Data scientist are profesional on maths and statistics, apart of programming, computer science and analitics. You can read more here.
As you can read, a lot of requirements, but the skills allows to:
- Define questions to solve
- Establish the necesary data
- Establish the data available (data available and data needed can be differents!!) to solve the questions
- The real data available, and those available on worksheets, databases, on the web, …
- Clean the data, because not all data will be used
- Expliain the data analysis, also with representation of results
- Model and prediction, trying to predict future behaviour based on actual data, models and patrons
- Interpretation of results
- Challenge the results, because solving a question means new questions, related with the first one, and the process begin again
- Document the results, because it’s important to solve a problem, but it is also more important how the problem was solved, and the public for this solution.

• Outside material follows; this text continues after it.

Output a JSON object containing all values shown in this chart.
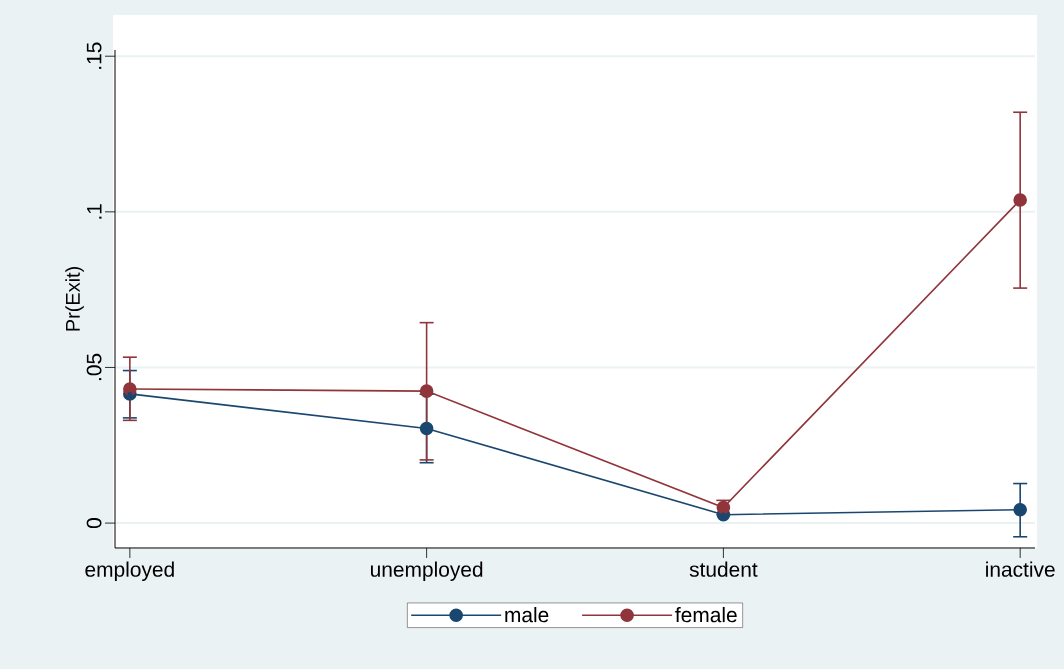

- Distribute result on the scientific community and every person that can be interested on the question, becuase the code used during the investigation must be reproduced by other scientist
A lot of things can be done as a data scientist, but also the difficulties to achieve are high.
You must notice that data is the important key, and it doesn’t matter if they are raw data or already processed/prepared. The raw data need to be prepared before procesing them, by selecting only those needed and forget about those other that aren’t. Of course, the nature of the problem to solve will show up about the utility or not of the. Even some times it’s necesary to create new data based on raw data.
All these process can be more or less complicated depending on the data type, amount, number of data, operations to apply to raw data, … and of course, get rid of incoherent data (such as remove a character data where a number is expected, null values, …. There are several posibilities.
Apart from that, data can be structured or unstructured. The best is the first option but the most common is the second. Thank you to #BigData tools, processes have reduced the conversion from unstructured to structured data, even the amount of data that can be processed.
This is the … long road … to become a data scientist!!